Dear Andrea,

I met with Pablo last week and we made some progress. He is going to go ahead with his algorithm taking approximation around the unconditional mean. He will present it in an intermediary report that is due at the end of this week. Please check it for typos and other mistakes when it is ready and, if possible, send him remarks by Thursday. I'm still thinking about an alternative approach around the steady sate, but I need to finish writing it before showing it to you. I would like you to start another project around the multiplication with quasi-triangular matrices. We are in the process of coding the Kalman filter in C++ hoping to accelerate this part of estimation. George is in charge of the overall project. However, when we estimate with non-stationary variables, we are forced to transform the transition equation of the state space representation and we have a transition matrix that is quasi-triangular. As it turns out, we could always used this transformation, even for models with only stationary variables. I expect some speed gain from taking into account the special structure of the transition matrix. I'm attaching a brief outline of the Kalman filte So I would like you to write a code (+, C or Fortran) for the two operations involving the transition matrix T.

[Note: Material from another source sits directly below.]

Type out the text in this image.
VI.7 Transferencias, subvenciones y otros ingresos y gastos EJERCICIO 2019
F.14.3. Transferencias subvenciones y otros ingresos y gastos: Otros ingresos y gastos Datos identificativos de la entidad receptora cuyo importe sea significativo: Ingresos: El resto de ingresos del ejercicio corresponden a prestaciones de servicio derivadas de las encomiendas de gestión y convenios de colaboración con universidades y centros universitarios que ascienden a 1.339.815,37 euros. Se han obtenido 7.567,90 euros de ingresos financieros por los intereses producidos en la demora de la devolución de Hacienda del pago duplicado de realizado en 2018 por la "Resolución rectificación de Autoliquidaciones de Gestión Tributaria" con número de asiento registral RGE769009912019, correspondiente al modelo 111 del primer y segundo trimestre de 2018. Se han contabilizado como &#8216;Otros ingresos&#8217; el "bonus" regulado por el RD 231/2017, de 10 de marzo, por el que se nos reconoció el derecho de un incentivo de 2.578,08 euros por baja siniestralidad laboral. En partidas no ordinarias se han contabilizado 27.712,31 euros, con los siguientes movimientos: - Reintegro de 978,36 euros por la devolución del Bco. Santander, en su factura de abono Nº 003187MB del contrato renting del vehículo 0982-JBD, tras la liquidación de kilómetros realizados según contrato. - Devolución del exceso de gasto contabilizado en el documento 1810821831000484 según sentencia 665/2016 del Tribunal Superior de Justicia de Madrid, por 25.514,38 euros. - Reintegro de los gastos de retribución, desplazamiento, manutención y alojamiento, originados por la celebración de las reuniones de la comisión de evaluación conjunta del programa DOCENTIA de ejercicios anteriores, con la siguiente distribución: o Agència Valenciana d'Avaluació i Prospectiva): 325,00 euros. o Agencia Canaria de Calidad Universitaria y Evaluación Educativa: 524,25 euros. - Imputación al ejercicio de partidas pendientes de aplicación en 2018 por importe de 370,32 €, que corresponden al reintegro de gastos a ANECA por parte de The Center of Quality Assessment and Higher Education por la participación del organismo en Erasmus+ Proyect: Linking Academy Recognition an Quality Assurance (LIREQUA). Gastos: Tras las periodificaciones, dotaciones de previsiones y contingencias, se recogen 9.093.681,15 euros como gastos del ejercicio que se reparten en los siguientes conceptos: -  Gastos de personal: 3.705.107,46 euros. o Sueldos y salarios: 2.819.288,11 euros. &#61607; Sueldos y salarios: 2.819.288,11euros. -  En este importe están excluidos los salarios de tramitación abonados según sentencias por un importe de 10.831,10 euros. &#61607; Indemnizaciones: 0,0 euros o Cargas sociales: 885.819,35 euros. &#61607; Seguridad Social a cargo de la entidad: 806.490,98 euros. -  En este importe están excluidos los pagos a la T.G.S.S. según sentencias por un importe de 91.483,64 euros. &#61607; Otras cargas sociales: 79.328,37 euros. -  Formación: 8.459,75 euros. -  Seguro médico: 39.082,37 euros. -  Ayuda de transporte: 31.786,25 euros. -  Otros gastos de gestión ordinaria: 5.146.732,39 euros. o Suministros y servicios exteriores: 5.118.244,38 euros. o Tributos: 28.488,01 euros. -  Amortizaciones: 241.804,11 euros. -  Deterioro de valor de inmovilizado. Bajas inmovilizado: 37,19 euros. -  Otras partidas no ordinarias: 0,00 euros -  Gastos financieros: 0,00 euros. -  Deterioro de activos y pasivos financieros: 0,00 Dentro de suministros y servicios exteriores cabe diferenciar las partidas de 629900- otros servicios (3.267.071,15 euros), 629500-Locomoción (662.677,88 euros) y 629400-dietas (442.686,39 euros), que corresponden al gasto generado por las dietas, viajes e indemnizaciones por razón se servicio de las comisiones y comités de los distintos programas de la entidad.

1) T and P have the same dimensions. When they are large 100x100 and larger, I imagine there is a gain from using a block algorithm for T*P*T' as in BLAS/LAPACK dgemm and to optimize the size of a block so as to keep it in fast cache memory the same way as ATLAS is doing.

2) For smaller matrices, it may be better to simply inline the loops. The optimal size for both approaches should be determined empirically by testing.

3) Currently, in the Matlab code, for lage models, most of the time is spent in computing T*P*T'

For this project, I would like you to consult with Marco. He has agreed to help and JRC has much experience with Kalman filter computations.